Monkey did his thing and got his certificate and sat down with his class. And then he worked his way over to us and handed me his certificate. Then he curled up in my lap. (At nine and a half perhaps he’s getting a little old for this, but I’m certainly not complaining.) He murmured something into my neck, and I leaned down and asked him to say it again.
“They spelled my name wrong,” he said, blinking back tears. “I’ve been here for two years, and they spelled my name wrong like they don’t even know how to spell it.” I sighed and hugged him tighter, promising to email the principal to ask if perhaps they could redo his certificate. He jabbed a finger at his teacher’s signature underneath his butchered name. “She even signed it. She KNOWS that’s not the right spelling.” I sighed, again. I tried very hard not to think unkind thoughts about his teacher, whom I adore, but can’t stop wishing that she hadn’t chosen to leave at this particular time of year.
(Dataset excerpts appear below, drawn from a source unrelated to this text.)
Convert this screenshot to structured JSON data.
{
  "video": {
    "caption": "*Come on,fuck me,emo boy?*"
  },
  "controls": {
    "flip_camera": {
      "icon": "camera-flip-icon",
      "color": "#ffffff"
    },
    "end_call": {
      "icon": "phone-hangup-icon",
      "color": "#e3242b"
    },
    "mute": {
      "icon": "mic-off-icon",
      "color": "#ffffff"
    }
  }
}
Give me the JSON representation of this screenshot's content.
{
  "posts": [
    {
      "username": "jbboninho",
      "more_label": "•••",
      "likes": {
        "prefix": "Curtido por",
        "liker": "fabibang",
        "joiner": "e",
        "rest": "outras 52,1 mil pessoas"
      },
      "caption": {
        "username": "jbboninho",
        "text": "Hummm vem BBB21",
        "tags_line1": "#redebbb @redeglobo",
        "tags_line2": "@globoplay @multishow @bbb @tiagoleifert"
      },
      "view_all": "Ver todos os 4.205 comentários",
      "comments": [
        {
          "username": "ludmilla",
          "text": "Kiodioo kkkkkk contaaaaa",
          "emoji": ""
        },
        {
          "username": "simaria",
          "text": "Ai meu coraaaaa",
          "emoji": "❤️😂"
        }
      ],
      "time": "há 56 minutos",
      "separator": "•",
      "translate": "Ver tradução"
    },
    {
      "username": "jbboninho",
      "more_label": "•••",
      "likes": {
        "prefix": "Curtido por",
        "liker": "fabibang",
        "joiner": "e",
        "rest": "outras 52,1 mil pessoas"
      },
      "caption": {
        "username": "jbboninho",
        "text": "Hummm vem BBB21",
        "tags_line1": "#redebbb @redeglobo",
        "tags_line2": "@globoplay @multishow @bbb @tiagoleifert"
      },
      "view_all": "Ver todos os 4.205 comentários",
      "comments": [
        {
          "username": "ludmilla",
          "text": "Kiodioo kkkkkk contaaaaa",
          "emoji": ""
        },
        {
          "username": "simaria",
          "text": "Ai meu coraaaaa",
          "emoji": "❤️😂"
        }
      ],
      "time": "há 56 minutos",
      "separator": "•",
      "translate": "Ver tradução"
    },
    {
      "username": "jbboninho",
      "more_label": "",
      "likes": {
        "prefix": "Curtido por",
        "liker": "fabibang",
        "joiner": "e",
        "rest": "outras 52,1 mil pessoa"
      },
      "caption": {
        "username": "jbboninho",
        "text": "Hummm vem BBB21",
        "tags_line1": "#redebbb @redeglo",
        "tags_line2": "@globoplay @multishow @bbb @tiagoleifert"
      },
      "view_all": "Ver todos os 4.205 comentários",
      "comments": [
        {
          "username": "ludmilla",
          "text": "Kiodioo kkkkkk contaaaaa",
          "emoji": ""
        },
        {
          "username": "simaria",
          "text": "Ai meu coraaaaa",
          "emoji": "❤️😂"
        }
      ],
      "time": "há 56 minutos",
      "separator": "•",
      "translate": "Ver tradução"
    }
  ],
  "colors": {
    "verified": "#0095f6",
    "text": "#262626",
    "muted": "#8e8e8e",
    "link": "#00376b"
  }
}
He readjusted on my lap and went on, “And some of those other kids got a ton of awards, all because they didn’t do well, at first, and then got better. If you’re smart like me and do well all along, I guess you just don’t get anything.” I whispered all of the Right Parental Things to him; that those children need more encouragement, that being smart and good at school is its own reward, that his Outstanding Scholar certificate was sort of like saying he was at the top. None of it soothed him, and frankly I don’t blame him, because in the other classes there had been awards for “best” at various topics, but not in his.
He continued looking dark and dour and finally I whispered, “I have a trophy for you.” That piqued his interest. “It’s invisible, though, so you’ll have to be REALLY CAREFUL with it.” He raised an eyebrow at me. I pretended to hand it to him. “It’s in the shape of a puppy,” I confided, “and it’s the award for being the very best Monkey.”
“I’m the ONLY Monkey,” he huffed, unimpressed. I gasped.
“Excuse me, you most certainly are NOT. I know other Monkeys. But you’re the best one.” I kissed him, and then feigned exaggerated concern when he pretended to pocket his award. “You’ll squish him!” I cautioned. Then he giggled, and put his imaginary puppy on his lap and pantomimed petting it while I ruffled his hair.
Change is upon us. Change is hard. Grace is sometimes elusive. But he truly is the very best Monkey I know. In fact, I think he’s outstanding.
Happy Love Thursday, everyone. Love may not be the solution, but I still think it’s the answer.